Ethics, Conflicts, And Funding
Declare funding sources and any links to study authors in the set you pooled. If you contacted authors for extra data, state this briefly. If your review could sway policy or purchasing, add a line on how you guarded against bias.
Where To Put Extra Material
Move long search strings, the full extraction form, and extra plots to a supplement. Keep the main text tight and readable while still mapping to each PRISMA item.

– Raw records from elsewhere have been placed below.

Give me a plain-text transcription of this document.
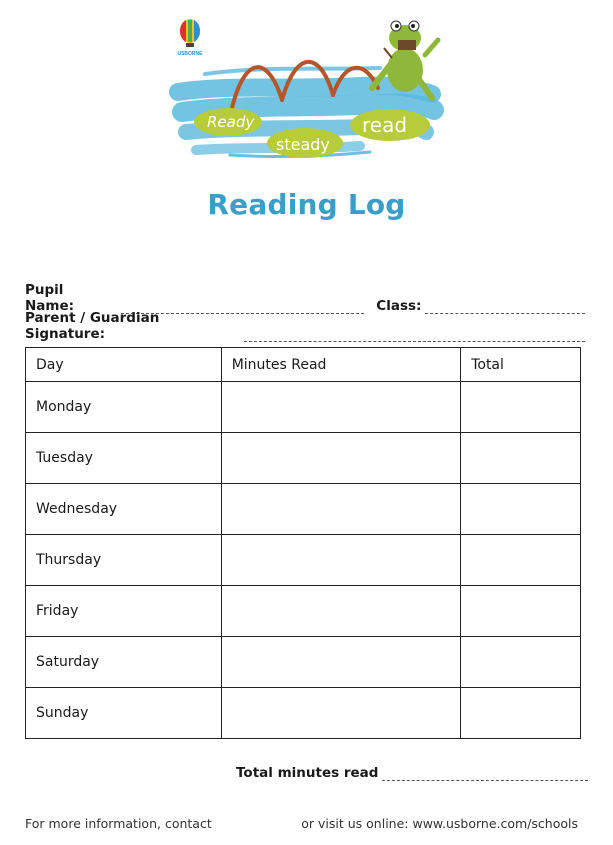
USBORNE
Ready
steady
read
Reading Log
Pupil Name:	Class:
Parent / Guardian Signature:
Day	Minutes Read	Total
Monday		
Tuesday		
Wednesday		
Thursday		
Friday		
Saturday		
Sunday		
Total minutes read
For more information, contact	or visit us online: www.usborne.com/schools
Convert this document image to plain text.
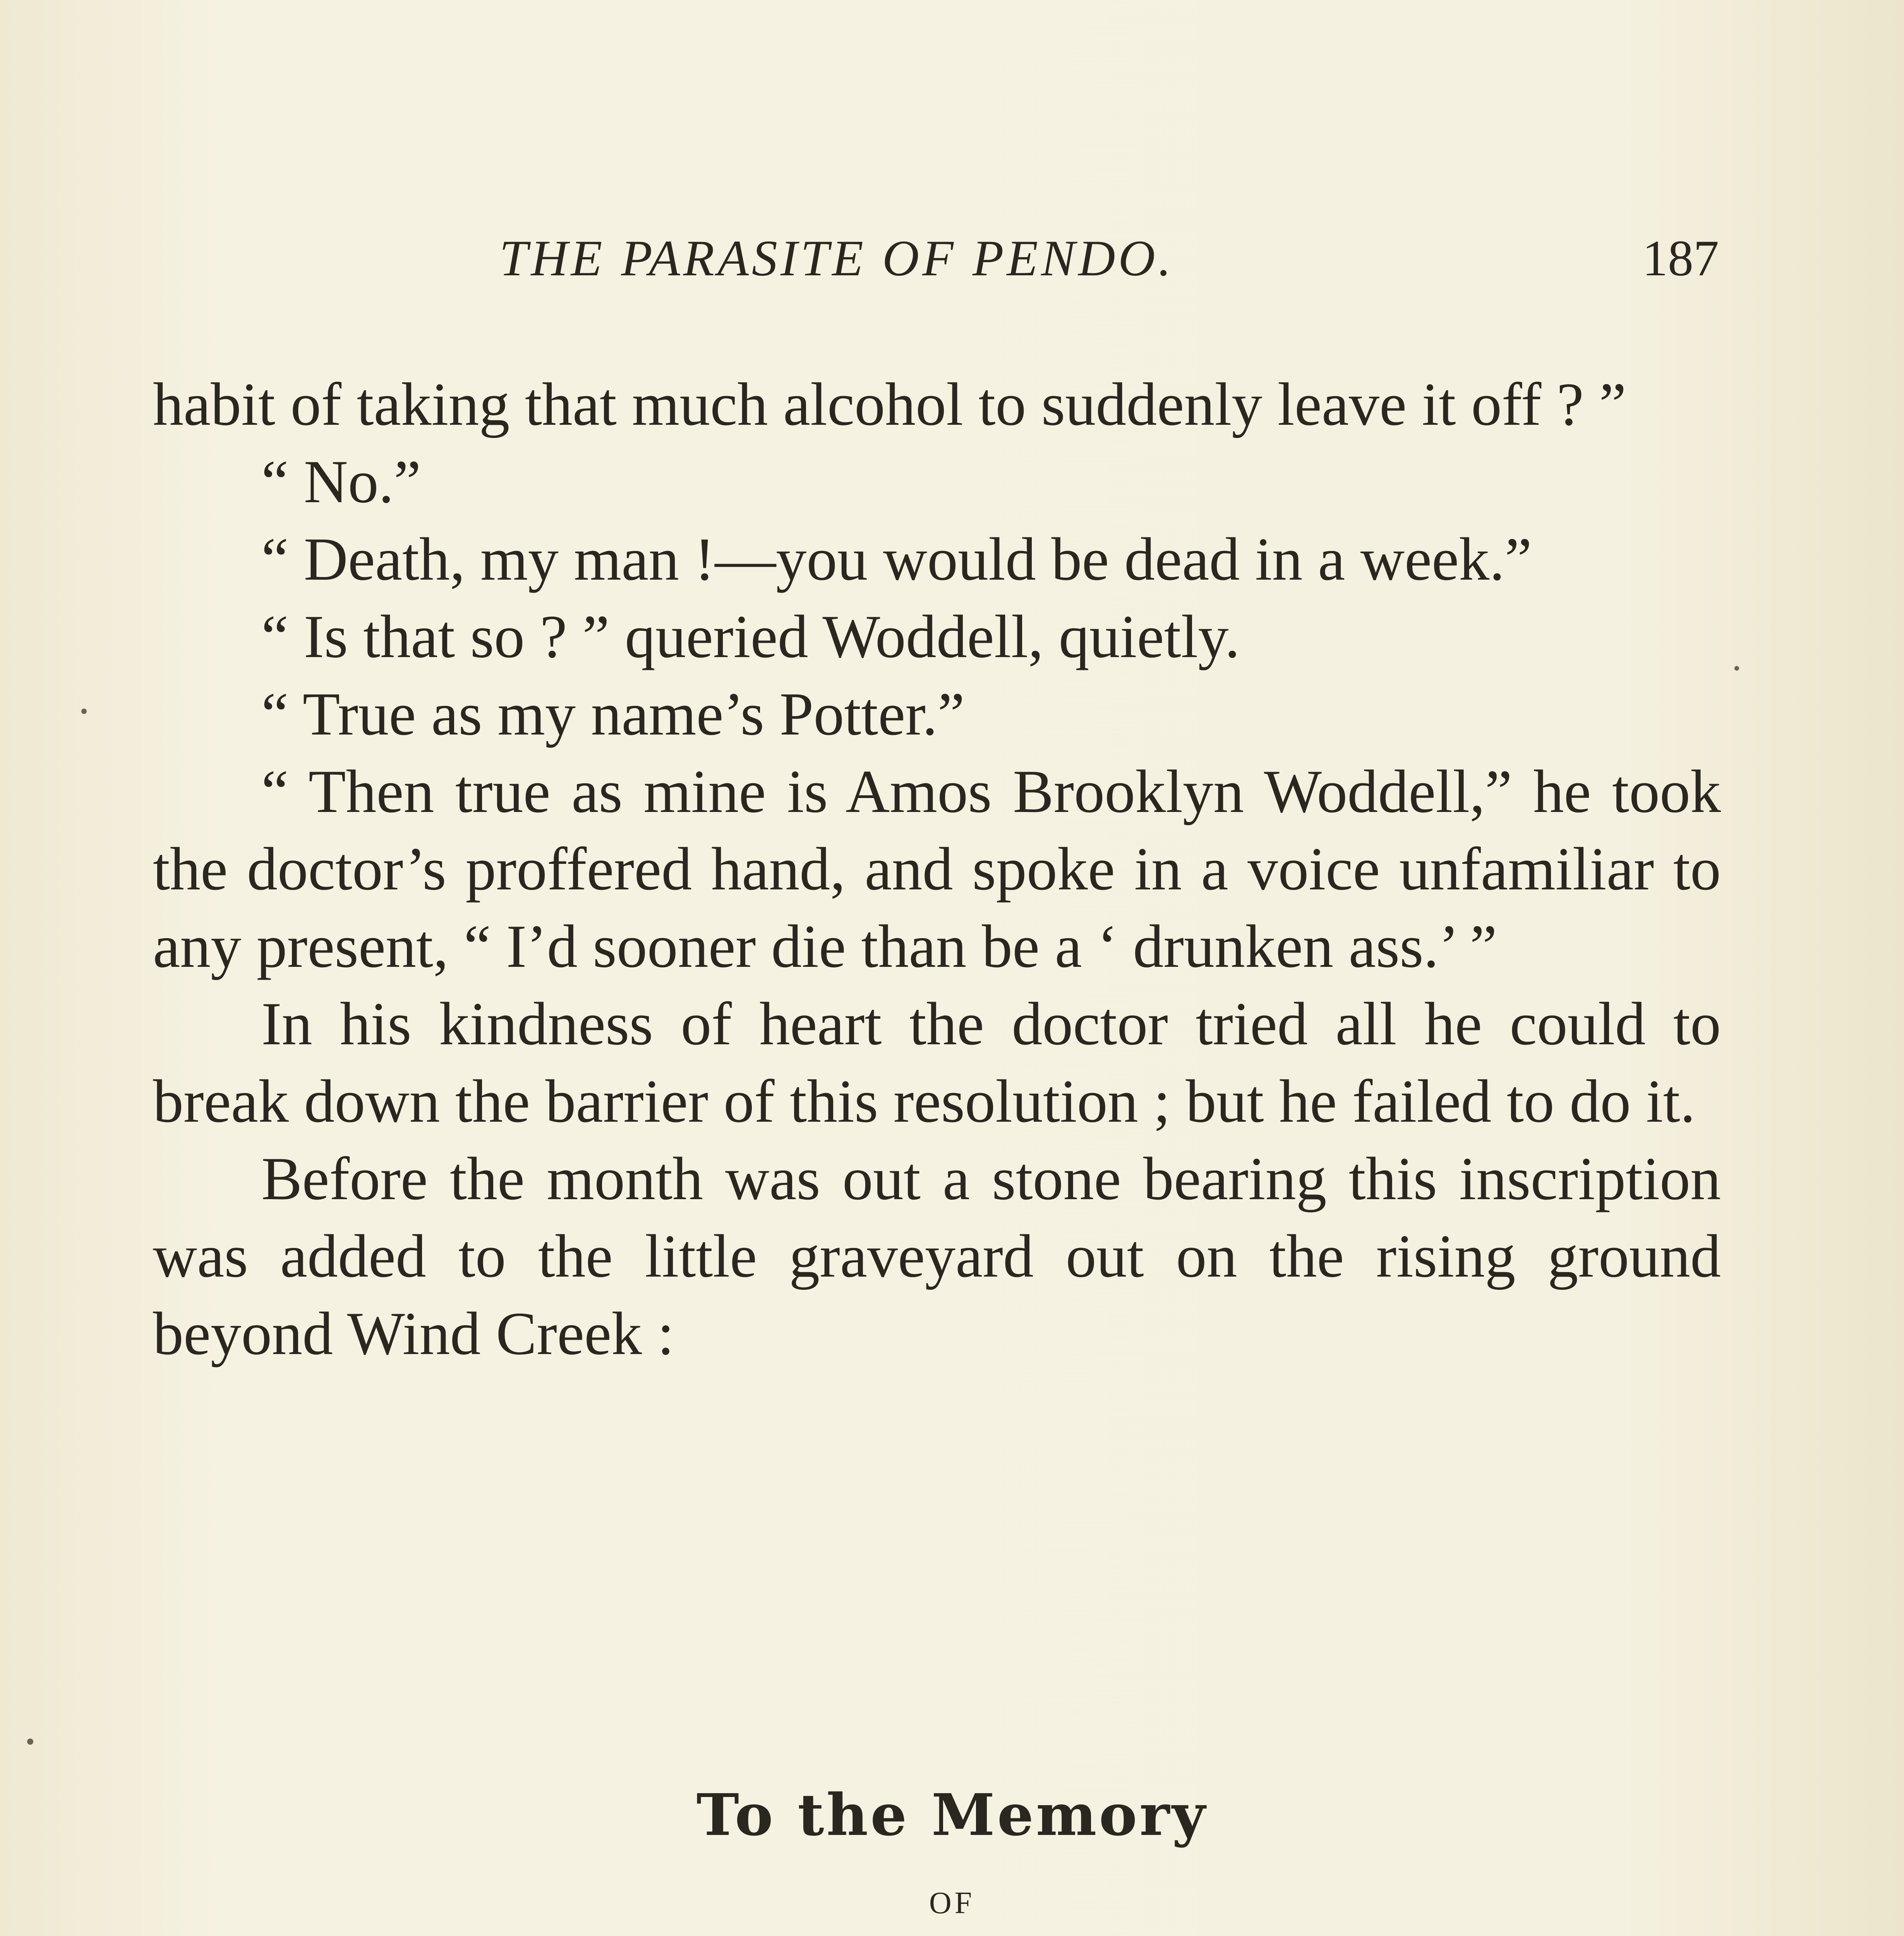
THE PARASITE OF PENDO.	187

habit of taking that much alcohol to suddenly leave it off ? ”

“ No.”

“ Death, my man !—you would be dead in a week.”

“ Is that so ? ” queried Woddell, quietly.

“ True as my name’s Potter.”

“ Then true as mine is Amos Brooklyn Woddell,” he took the doctor’s proffered hand, and spoke in a voice unfamiliar to any present, “ I’d sooner die than be a ‘ drunken ass.’ ”

In his kindness of heart the doctor tried all he could to break down the barrier of this resolution ; but he failed to do it.

Before the month was out a stone bearing this inscription was added to the little graveyard out on the rising ground beyond Wind Creek :

To the Memory
OF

Quick Math: From Study Table To Effect Size
Binary Outcome Walkthrough
Say a trial reports 24/100 events with the intervention and 36/100 with control. Compute the risk in each arm (0.24 and 0.36), then the risk ratio (0.24 / 0.36 = 0.67). Take the natural log to pool on an additive scale (ln RR = −0.40). The standard error comes from the usual cell-count formula. You’ll pool log values, then back-transform the pooled log RR to the RR by exponentiation.
Continuous Outcome Walkthrough
When studies use the same units, pool mean difference. If scales differ, compute standardized mean difference. Hedges g uses a small-sample correction that reduces bias. Extract group means, SDs, and sizes, compute the pooled SD, then the difference in means divided by that pooled SD. Record the direction so larger scores always indicate improvement or harm in the same way across studies.

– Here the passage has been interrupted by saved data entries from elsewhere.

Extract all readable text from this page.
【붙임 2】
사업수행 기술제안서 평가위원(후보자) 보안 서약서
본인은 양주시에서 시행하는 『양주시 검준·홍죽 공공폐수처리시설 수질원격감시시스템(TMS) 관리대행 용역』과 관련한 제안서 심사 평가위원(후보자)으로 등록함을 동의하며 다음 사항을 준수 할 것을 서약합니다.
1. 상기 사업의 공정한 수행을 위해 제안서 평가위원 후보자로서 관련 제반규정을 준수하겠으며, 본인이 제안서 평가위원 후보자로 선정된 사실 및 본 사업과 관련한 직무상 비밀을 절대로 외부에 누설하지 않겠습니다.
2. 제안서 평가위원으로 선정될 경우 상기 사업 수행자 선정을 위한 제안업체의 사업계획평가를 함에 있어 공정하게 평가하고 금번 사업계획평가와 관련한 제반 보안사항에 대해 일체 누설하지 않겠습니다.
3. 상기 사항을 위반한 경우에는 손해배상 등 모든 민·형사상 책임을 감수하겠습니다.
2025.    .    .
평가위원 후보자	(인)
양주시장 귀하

Time-To-Event Outcome Walkthrough
When a paper reports a hazard ratio with a CI, convert that CI to a standard error on the log scale and you’re ready to pool. When only a Kaplan–Meier curve appears, software can digitize points and recover an approximate log hazard ratio. Document the steps and mark such estimates so readers can gauge influence in sensitivity runs.
Subgroups And Meta-Regression That Respect The Data
Subgroups can clarify patterns across settings, doses, or study quality. Keep them prespecified and limit the count. Split by a small number of clear categories that map to real decisions. Meta-regression uses study-level covariates, so it can’t replace patient-level models. Use it as a descriptive tool with wide intervals, and avoid causal claims.
Software That Makes The Work Repeatable
R with packages such as metafor, meta, and dmetar gives you fine control, clear output, and scripts that anyone can run. RevMan offers a path for standard designs. Stata and Python libraries run common models. Whatever you pick, commit a script that reads the extraction sheet, computes effect sizes, fits the model, and exports figures. Version your files so you can trace every number back to the raw extraction.
Presentation That Wins Readers
Clear Figures
Place the main forest plot near the top of the results. Use labels that include outcome, metric, and time point. If you have many outcomes, give each one its own figure instead of cramming everything into a single panel.
Tables That Pull Their Weight
Provide one table for study characteristics and one for risk of bias. In the study table, include year, setting, sample size, follow-up, outcome definition, and which analysis set study reported. Link figure numbers to table rows so readers can hop between them.